A range of emerging payment model demonstrations are integrating principles traditionally associated with “palliative care” into their structures, but without using that term.
The Center for Medicare & Medicaid Innovation’s (CMMI) has unveiled a series of models that incorporate elements designed to provide patient-centered care to improve seriously ill patients’ quality of life. Examples include the Guiding an Improved Dementia Experience (GUIDE), the Kidney Care Choices and Enhancing Oncology models.
The GUIDE model, for example, includes language requiring “person-centered care meant to improve quality of life, delivered by interdisciplinary teams.” Thus, one could argue that palliative care principles are becoming more integrated into the larger system, even if stakeholders are not using the same terminology.
Bringing this approach to a broader range of care models and clinical specialties can only benefit patients and help ensure that they receive better care, along with reducing costs. This is a good thing, but I would argue that the health care system and its patients would benefit if CMMI called this approach what it is, to state clearly that these models involve palliative care.
One might ask, “What’s the difference?” as long as patients are getting the care. And that argument has merit. Access to this type of care is the most important concern. But I would counter that question with a few points.
For one, palliative care providers for decades have been operating by those principles — patient-centered interdisciplinary care designed to support quality of life. For the larger health care system, this is a relatively new approach.

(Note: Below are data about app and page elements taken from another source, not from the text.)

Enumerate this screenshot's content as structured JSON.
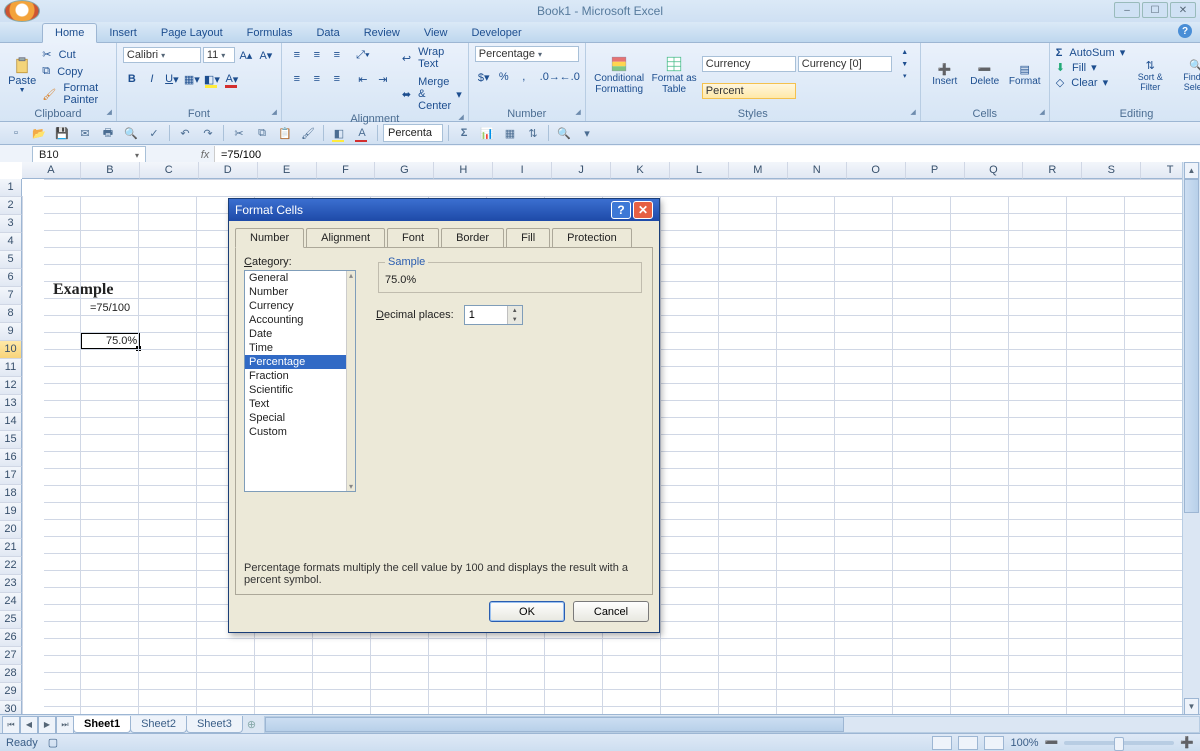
{
  "title": "Book1 - Microsoft Excel",
  "tabs": [
    "Home",
    "Insert",
    "Page Layout",
    "Formulas",
    "Data",
    "Review",
    "View",
    "Developer"
  ],
  "active_tab": 0,
  "ribbon": {
    "clipboard": {
      "label": "Clipboard",
      "paste": "Paste",
      "cut": "Cut",
      "copy": "Copy",
      "painter": "Format Painter"
    },
    "font": {
      "label": "Font",
      "name": "Calibri",
      "size": "11"
    },
    "alignment": {
      "label": "Alignment",
      "wrap": "Wrap Text",
      "merge": "Merge & Center"
    },
    "number": {
      "label": "Number",
      "format": "Percentage"
    },
    "styles": {
      "label": "Styles",
      "cond": "Conditional Formatting",
      "table": "Format as Table",
      "gallery": [
        "Currency",
        "Currency [0]",
        "Percent"
      ]
    },
    "cells": {
      "label": "Cells",
      "insert": "Insert",
      "delete": "Delete",
      "format": "Format"
    },
    "editing": {
      "label": "Editing",
      "autosum": "AutoSum",
      "fill": "Fill",
      "clear": "Clear",
      "sort": "Sort & Filter",
      "find": "Find & Select"
    }
  },
  "qat_box": "Percenta",
  "namebox": "B10",
  "formula": "=75/100",
  "columns": [
    "A",
    "B",
    "C",
    "D",
    "E",
    "F",
    "G",
    "H",
    "I",
    "J",
    "K",
    "L",
    "M",
    "N",
    "O",
    "P",
    "Q",
    "R",
    "S",
    "T"
  ],
  "row_count": 31,
  "selected_row": 10,
  "cells": {
    "example_label": "Example",
    "formula_text": "=75/100",
    "b10_value": "75.0%"
  },
  "sheets": [
    "Sheet1",
    "Sheet2",
    "Sheet3"
  ],
  "active_sheet": 0,
  "status": {
    "ready": "Ready",
    "zoom": "100%"
  },
  "dialog": {
    "title": "Format Cells",
    "tabs": [
      "Number",
      "Alignment",
      "Font",
      "Border",
      "Fill",
      "Protection"
    ],
    "active_tab": 0,
    "category_label": "Category:",
    "categories": [
      "General",
      "Number",
      "Currency",
      "Accounting",
      "Date",
      "Time",
      "Percentage",
      "Fraction",
      "Scientific",
      "Text",
      "Special",
      "Custom"
    ],
    "selected_category": "Percentage",
    "sample_label": "Sample",
    "sample_value": "75.0%",
    "decimal_label": "Decimal places:",
    "decimal_value": "1",
    "description": "Percentage formats multiply the cell value by 100 and displays the result with a percent symbol.",
    "ok": "OK",
    "cancel": "Cancel"
  }
}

Clearly defining this concept as “palliative care,” would show providers participating in these models where they can go to learn how to integrate these concepts. It could help them understand who they should be partnering with, what research they should be doing and where they can get further education on how to implement this in their care models. They don’t necessarily have to re-invent the wheel.

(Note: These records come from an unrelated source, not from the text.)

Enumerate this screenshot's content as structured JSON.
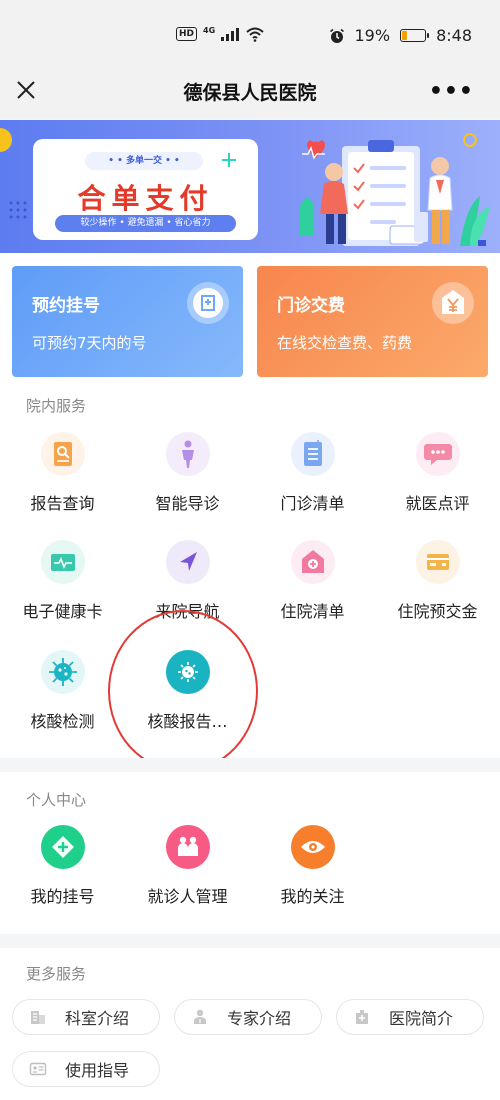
{
  "status_bar": {
    "network": "4G",
    "hd_label": "HD",
    "battery": "19%",
    "time": "8:48"
  },
  "nav": {
    "title": "德保县人民医院"
  },
  "banner": {
    "tag": "• • 多单一交 • •",
    "title": "合单支付",
    "subtitle": "较少操作 • 避免遗漏 • 省心省力"
  },
  "main_cards": [
    {
      "title": "预约挂号",
      "subtitle": "可预约7天内的号",
      "icon": "hospital-building-icon",
      "color": "#6ea8f9"
    },
    {
      "title": "门诊交费",
      "subtitle": "在线交检查费、药费",
      "icon": "yuan-payment-icon",
      "color": "#f8955a"
    }
  ],
  "in_hospital": {
    "title": "院内服务",
    "items": [
      {
        "label": "报告查询",
        "icon": "report-icon"
      },
      {
        "label": "智能导诊",
        "icon": "body-figure-icon"
      },
      {
        "label": "门诊清单",
        "icon": "list-document-icon"
      },
      {
        "label": "就医点评",
        "icon": "comment-bubble-icon"
      },
      {
        "label": "电子健康卡",
        "icon": "health-card-icon"
      },
      {
        "label": "来院导航",
        "icon": "navigation-arrow-icon"
      },
      {
        "label": "住院清单",
        "icon": "hospital-house-icon"
      },
      {
        "label": "住院预交金",
        "icon": "deposit-card-icon"
      },
      {
        "label": "核酸检测",
        "icon": "virus-icon"
      },
      {
        "label": "核酸报告…",
        "icon": "virus-report-icon"
      }
    ]
  },
  "personal": {
    "title": "个人中心",
    "items": [
      {
        "label": "我的挂号",
        "icon": "plus-register-icon",
        "color": "#1fcf8c"
      },
      {
        "label": "就诊人管理",
        "icon": "people-icon",
        "color": "#f75a84"
      },
      {
        "label": "我的关注",
        "icon": "eye-icon",
        "color": "#f77e2a"
      }
    ]
  },
  "more": {
    "title": "更多服务",
    "items": [
      {
        "label": "科室介绍",
        "icon": "building-icon"
      },
      {
        "label": "专家介绍",
        "icon": "doctor-icon"
      },
      {
        "label": "医院简介",
        "icon": "hospital-icon"
      },
      {
        "label": "使用指导",
        "icon": "guide-card-icon"
      }
    ]
  }
}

Specifying the term “palliative care” within these models can also help drive a better understanding among clinicians and provider organizations of what those services are. A plethora of common misconceptions, such as conflating palliative care with hospice, is a major barrier to patient access. By fostering awareness via payment models, CMMI could accelerate positive change.

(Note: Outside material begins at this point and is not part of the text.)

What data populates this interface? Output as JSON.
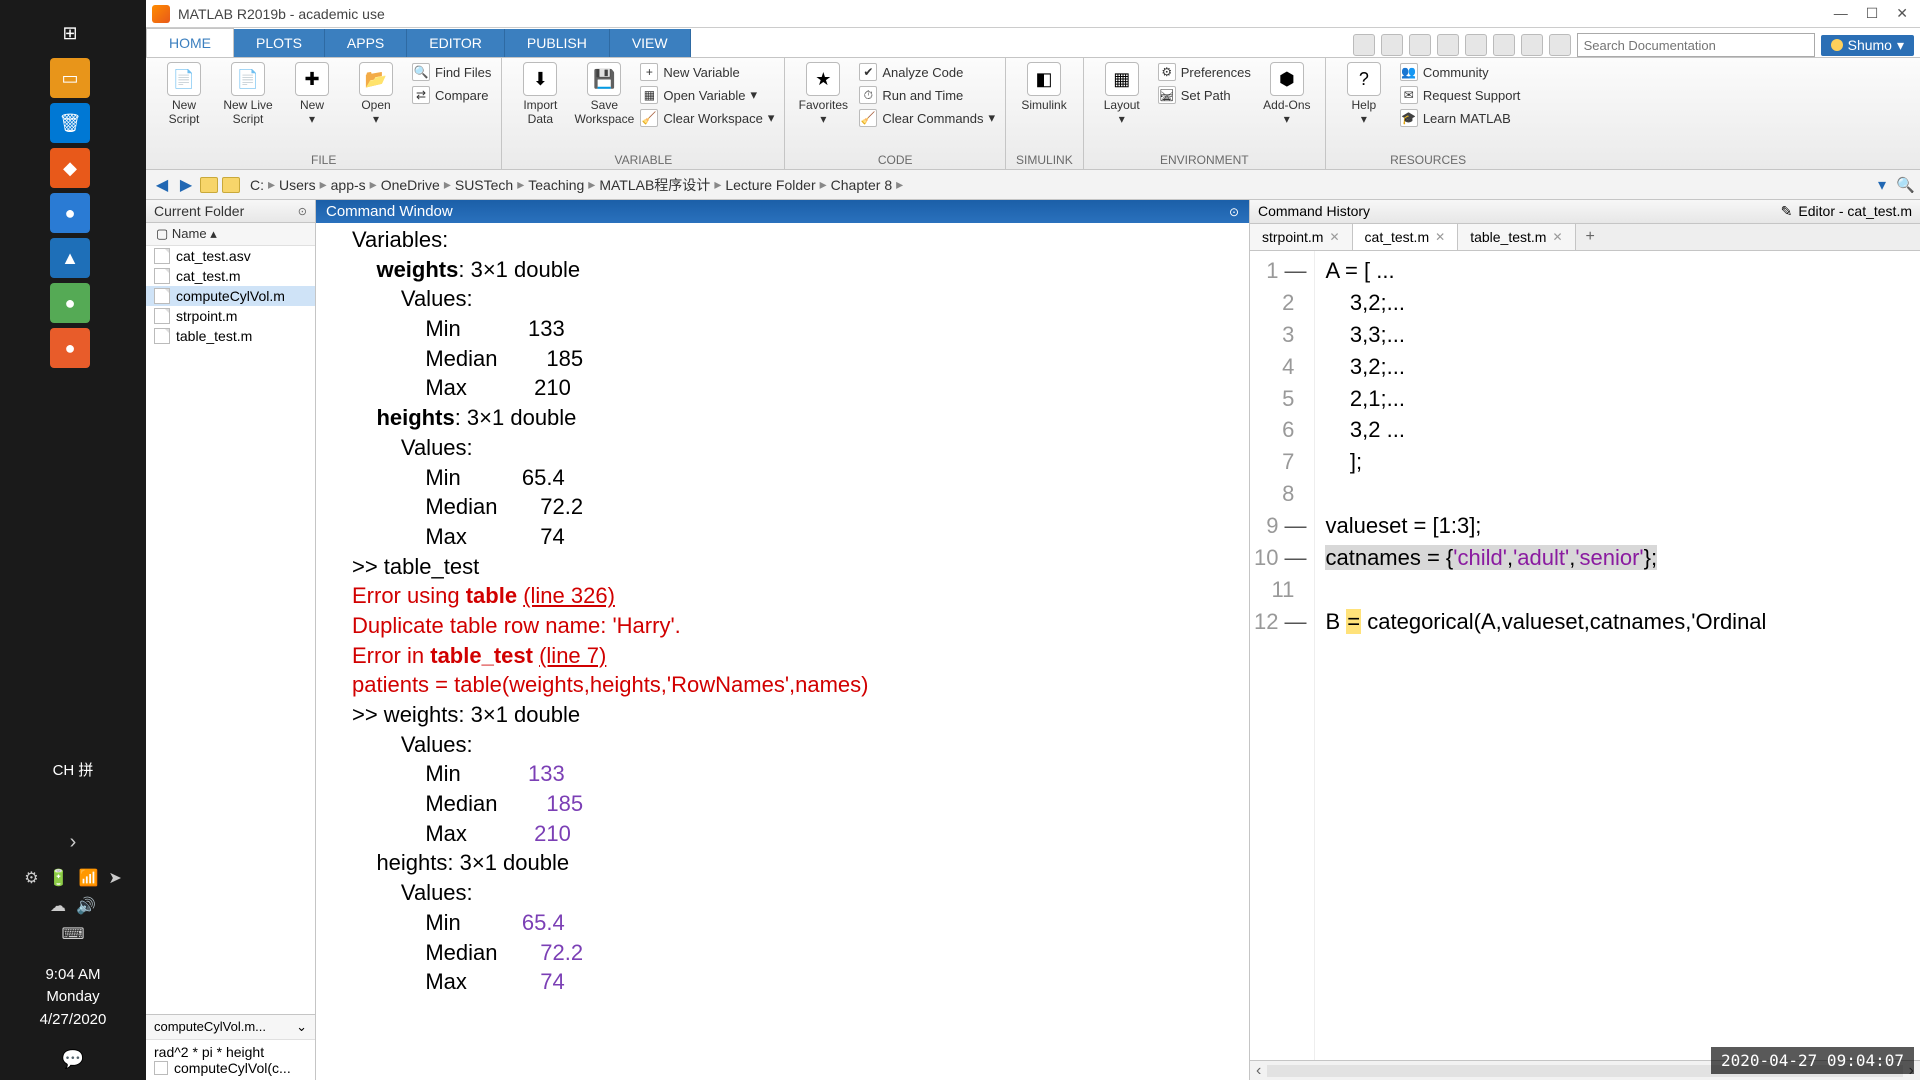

Identifying these approaches as palliative care could also help define that specialty more effectively. Lacking a standardized definition, some providers, even those who are well-intentioned, can play fast and loose with their care models. A patient receiving palliative care from one provider may be getting a totally different set of services than one cared for by a different organization.
Because after all, payment models are about more than billing codes and writing checks. Reimbursement structures tend to come with a regulatory framework, quality measures and a defined scope of service. This could help sharpen and formalize what this kind of patient-centered interdisciplinary care should look like.
Palliative care, depending on how it’s delivered and paid for, can help drive change in the health care system, in terms of cost reductions, improving outcomes and making care more focused on the diverse range of patient needs. Let’s help stakeholders understand and recognize this potential. Call it what it is.